Note: this is not a duplicate of Anatomically correct Giants or What would be the tallest possible height for humanlike creatures in earthlike conditions? because my giants are far from humanoid. Anyway, the main question here is why they would evolve rather than how they would evolve.
This question is one about my ongoing worldbuilding project about viable mythical creatures and how they fit into the modern ecosystem. The last three were: Is petrifying vision plausible in an animal?, Hydras as parasitic-mating, polyandrous amphibians? and Are wing-walking griffins viable?
This question will be about another important creature in the project, the giant. Most fantasy depictions of giants show them as massive humans, but I'd rather shake things up a bit. In my project, giants belong to the clade Tethytheria, with their closest relatives being the rhinoceros-like Embrithopods.

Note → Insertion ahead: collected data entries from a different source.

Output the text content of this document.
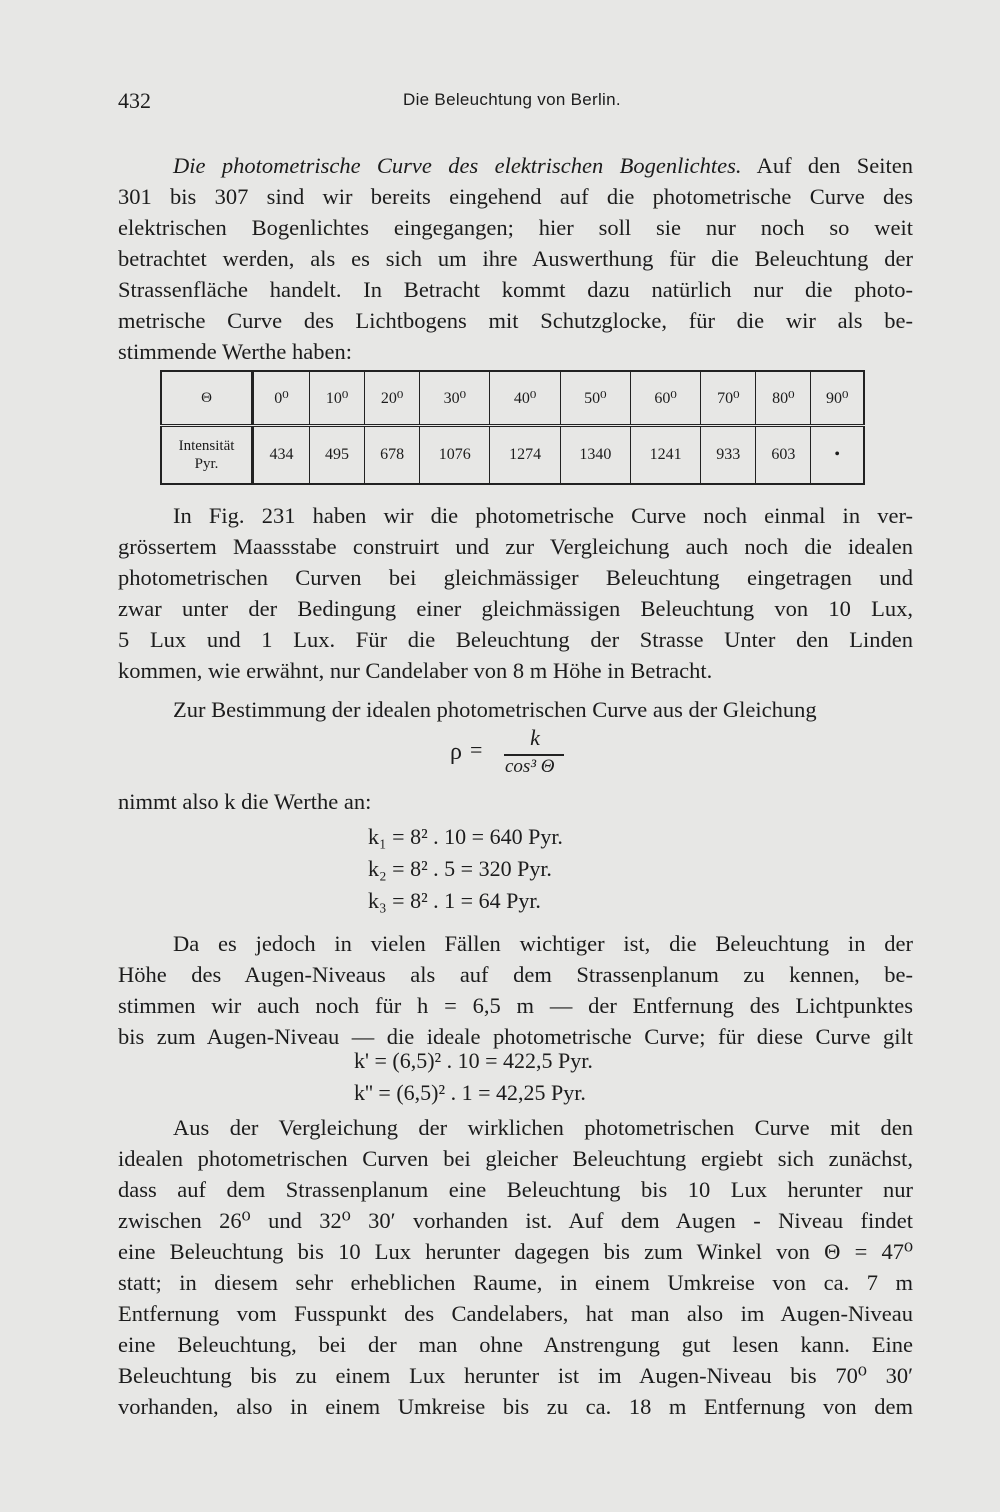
432	Die Beleuchtung von Berlin.
Die photometrische Curve des elektrischen Bogenlichtes. Auf den Seiten
301 bis 307 sind wir bereits eingehend auf die photometrische Curve des
elektrischen Bogenlichtes eingegangen; hier soll sie nur noch so weit
betrachtet werden, als es sich um ihre Auswerthung für die Beleuchtung der
Strassenfläche handelt. In Betracht kommt dazu natürlich nur die photo-
metrische Curve des Lichtbogens mit Schutzglocke, für die wir als be-
stimmende Werthe haben:
Θ	0⁰	10⁰	20⁰	30⁰	40⁰	50⁰	60⁰	70⁰	80⁰	90⁰
Intensität
Pyr.	434	495	678	1076	1274	1340	1241	933	603	•
In Fig. 231 haben wir die photometrische Curve noch einmal in ver-
grössertem Maassstabe construirt und zur Vergleichung auch noch die idealen
photometrischen Curven bei gleichmässiger Beleuchtung eingetragen und
zwar unter der Bedingung einer gleichmässigen Beleuchtung von 10 Lux,
5 Lux und 1 Lux. Für die Beleuchtung der Strasse Unter den Linden
kommen, wie erwähnt, nur Candelaber von 8 m Höhe in Betracht.
Zur Bestimmung der idealen photometrischen Curve aus der Gleichung
ρ =	k
cos³ Θ
nimmt also k die Werthe an:
k₁ = 8² . 10 = 640 Pyr.
k₂ = 8² . 5 = 320 Pyr.
k₃ = 8² . 1 = 64 Pyr.
Da es jedoch in vielen Fällen wichtiger ist, die Beleuchtung in der
Höhe des Augen-Niveaus als auf dem Strassenplanum zu kennen, be-
stimmen wir auch noch für h = 6,5 m — der Entfernung des Lichtpunktes
bis zum Augen-Niveau — die ideale photometrische Curve; für diese Curve gilt
k' = (6,5)² . 10 = 422,5 Pyr.
k'' = (6,5)² . 1 = 42,25 Pyr.
Aus der Vergleichung der wirklichen photometrischen Curve mit den
idealen photometrischen Curven bei gleicher Beleuchtung ergiebt sich zunächst,
dass auf dem Strassenplanum eine Beleuchtung bis 10 Lux herunter nur
zwischen 26⁰ und 32⁰ 30′ vorhanden ist. Auf dem Augen - Niveau findet
eine Beleuchtung bis 10 Lux herunter dagegen bis zum Winkel von Θ = 47⁰
statt; in diesem sehr erheblichen Raume, in einem Umkreise von ca. 7 m
Entfernung vom Fusspunkt des Candelabers, hat man also im Augen-Niveau
eine Beleuchtung, bei der man ohne Anstrengung gut lesen kann. Eine
Beleuchtung bis zu einem Lux herunter ist im Augen-Niveau bis 70⁰ 30′
vorhanden, also in einem Umkreise bis zu ca. 18 m Entfernung von dem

Here is a rough dendrogram of giant phylogeny I made (The taxon at the end of each lineage represents a Linnaean order):
The giants are the order shown in bold, Gigantoidea. Edit: I forgot to include the clade Tethytheria when annotating the dendrogram, it should be above the line that leads to elephants, manatees, embrithopods and giants.
But why would very large quadrupedal browsers evolve bipedalism?

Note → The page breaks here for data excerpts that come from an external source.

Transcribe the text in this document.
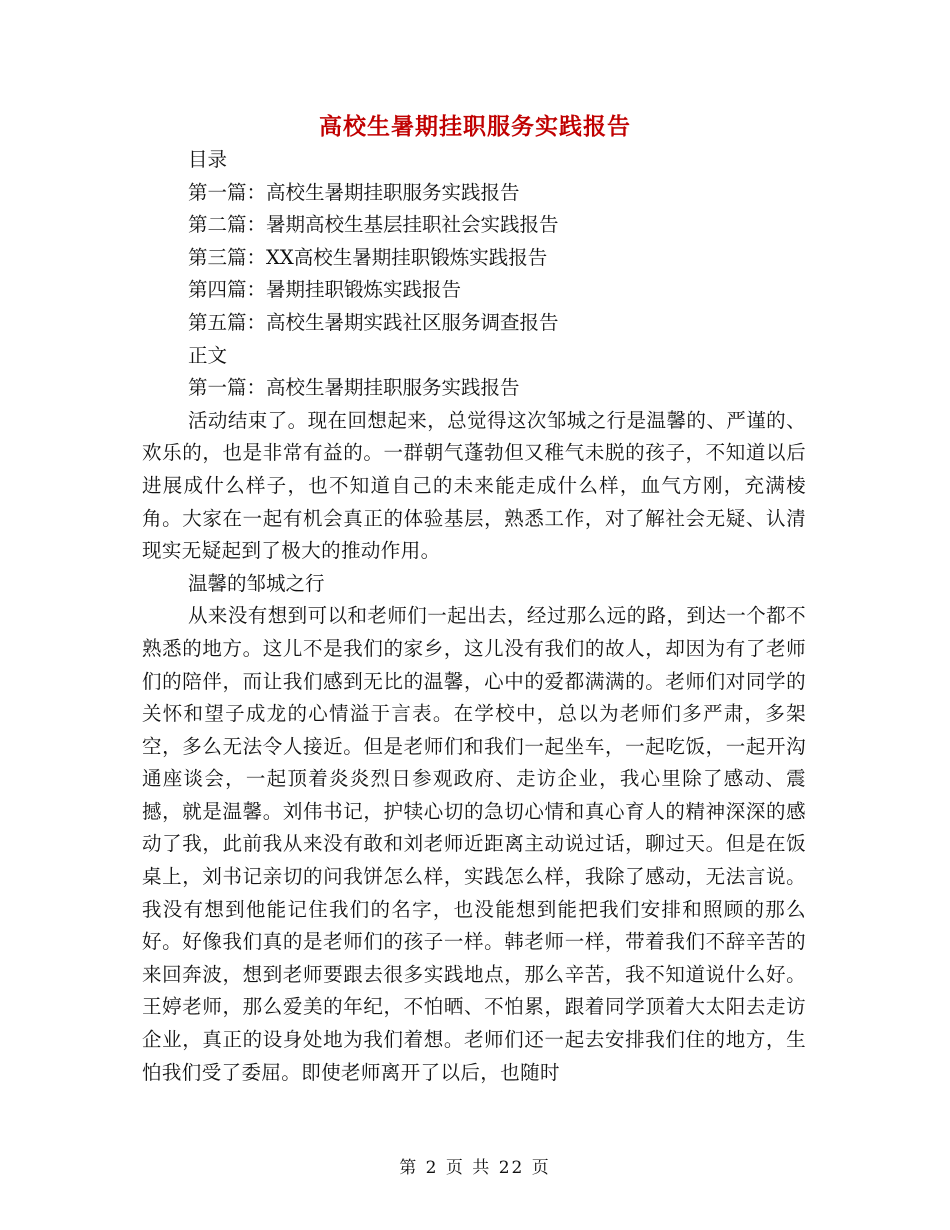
高校生暑期挂职服务实践报告

目录

第一篇：高校生暑期挂职服务实践报告

第二篇：暑期高校生基层挂职社会实践报告

第三篇：XX高校生暑期挂职锻炼实践报告

第四篇：暑期挂职锻炼实践报告

第五篇：高校生暑期实践社区服务调查报告

正文

第一篇：高校生暑期挂职服务实践报告

活动结束了。现在回想起来，总觉得这次邹城之行是温馨的、严谨的、欢乐的，也是非常有益的。一群朝气蓬勃但又稚气未脱的孩子，不知道以后进展成什么样子，也不知道自己的未来能走成什么样，血气方刚，充满棱角。大家在一起有机会真正的体验基层，熟悉工作，对了解社会无疑、认清现实无疑起到了极大的推动作用。

温馨的邹城之行

从来没有想到可以和老师们一起出去，经过那么远的路，到达一个都不熟悉的地方。这儿不是我们的家乡，这儿没有我们的故人，却因为有了老师们的陪伴，而让我们感到无比的温馨，心中的爱都满满的。老师们对同学的关怀和望子成龙的心情溢于言表。在学校中，总以为老师们多严肃，多架空，多么无法令人接近。但是老师们和我们一起坐车，一起吃饭，一起开沟通座谈会，一起顶着炎炎烈日参观政府、走访企业，我心里除了感动、震撼，就是温馨。刘伟书记，护犊心切的急切心情和真心育人的精神深深的感动了我，此前我从来没有敢和刘老师近距离主动说过话，聊过天。但是在饭桌上，刘书记亲切的问我饼怎么样，实践怎么样，我除了感动，无法言说。我没有想到他能记住我们的名字，也没能想到能把我们安排和照顾的那么好。好像我们真的是老师们的孩子一样。韩老师一样，带着我们不辞辛苦的来回奔波，想到老师要跟去很多实践地点，那么辛苦，我不知道说什么好。王婷老师，那么爱美的年纪，不怕晒、不怕累，跟着同学顶着大太阳去走访企业，真正的设身处地为我们着想。老师们还一起去安排我们住的地方，生怕我们受了委屈。即使老师离开了以后，也随时

第 2 页 共 22 页
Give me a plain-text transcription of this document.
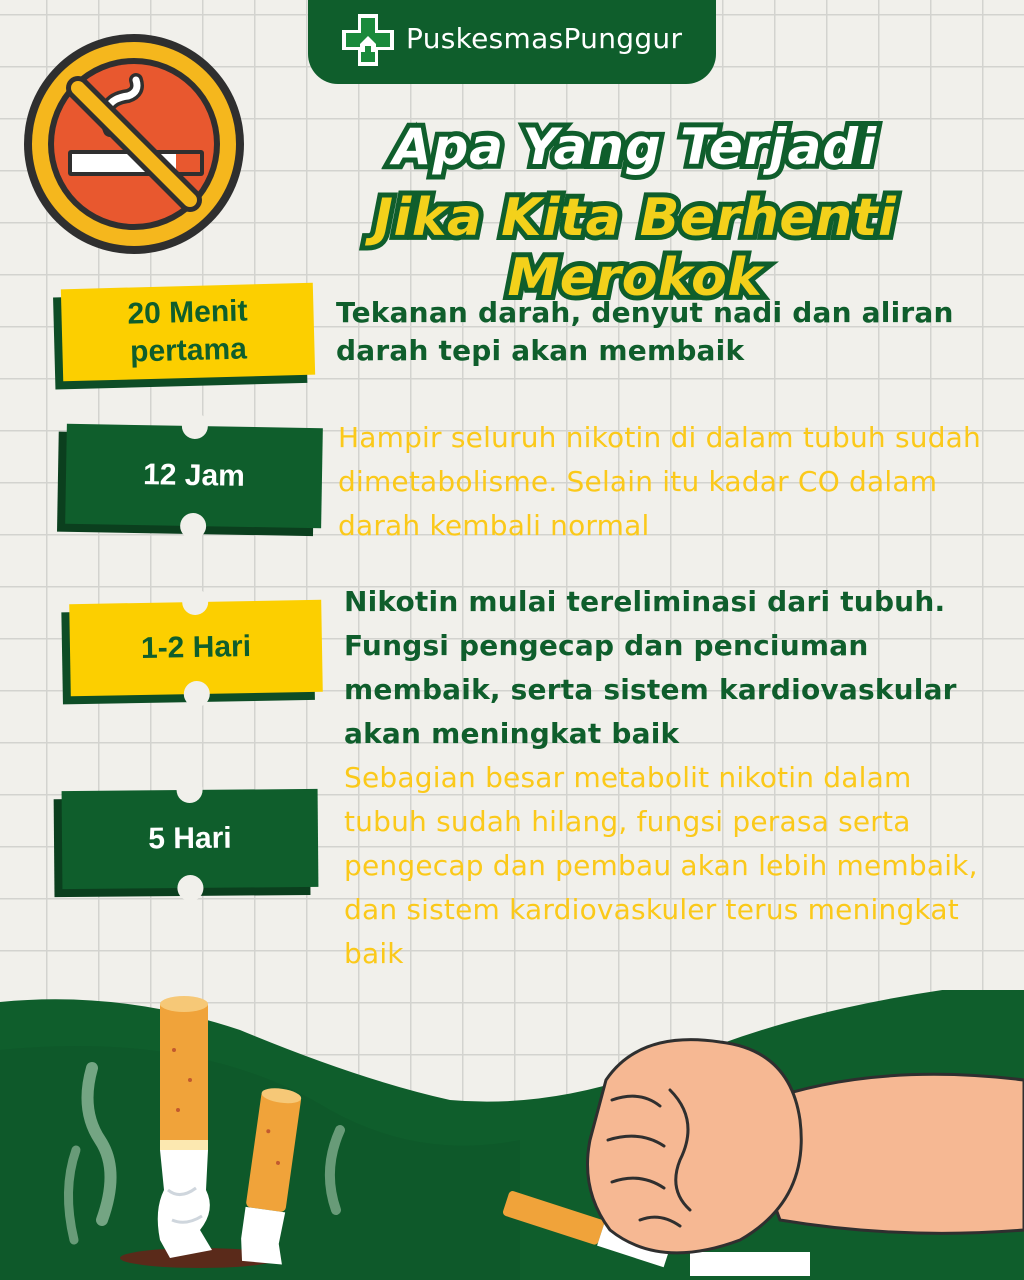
PuskesmasPunggur
Apa Yang Terjadi
Jika Kita Berhenti Merokok
20 Menit pertama
Tekanan darah, denyut nadi dan aliran darah tepi akan membaik
12 Jam
Hampir seluruh nikotin di dalam tubuh sudah dimetabolisme. Selain itu kadar CO dalam darah kembali normal
1-2 Hari
Nikotin mulai tereliminasi dari tubuh. Fungsi pengecap dan penciuman membaik, serta sistem kardiovaskular akan meningkat baik
5 Hari
Sebagian besar metabolit nikotin dalam tubuh sudah hilang, fungsi perasa serta pengecap dan pembau akan lebih membaik, dan sistem kardiovaskuler terus meningkat baik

The ancestors of my giants would have looked something like this, but not necessarily horned:
Image source: https://alchetron.com/Embrithopoda
And now, they are bipedal and 10-18 metres tall. What evolutionary reason would cause this to happen? Why would heavy, quadrupedal herbivores end up as bipeds?
At the moment, that question is a bit broad, so I'll give you some information about the giants I have in mind.
Giants spend most of their adult life dormant, hibernating half-submerged in the earth. During this time, plants will often grow on their backs. The giants absorb nutrients from these and the surrounding soil to sustain them in their sleep. However, they require nutrient-rich soil to survive. Thus, they rise every 200 years to predate the hydras (Their mass births occur at the same time, and they emanate poisonous gases that, in large quantities, have a very negative effect on the soil's nutrient content).
They also reproduce at this time, and baby giants spend about 20 years roaming and growing before their first 200-year hibernation. Their longevity is because of their size and inactive stages.
So, with that information in mind, consider this: What would cause quadrupedal Embrithopods to take on a bipedal posture? I suggest reading up a bit on Embrithopod ecology, anatomy and physiology should you require further information.
If you find this question broad, missing details or having errors, please let me know and I will amend the question as soon as possible.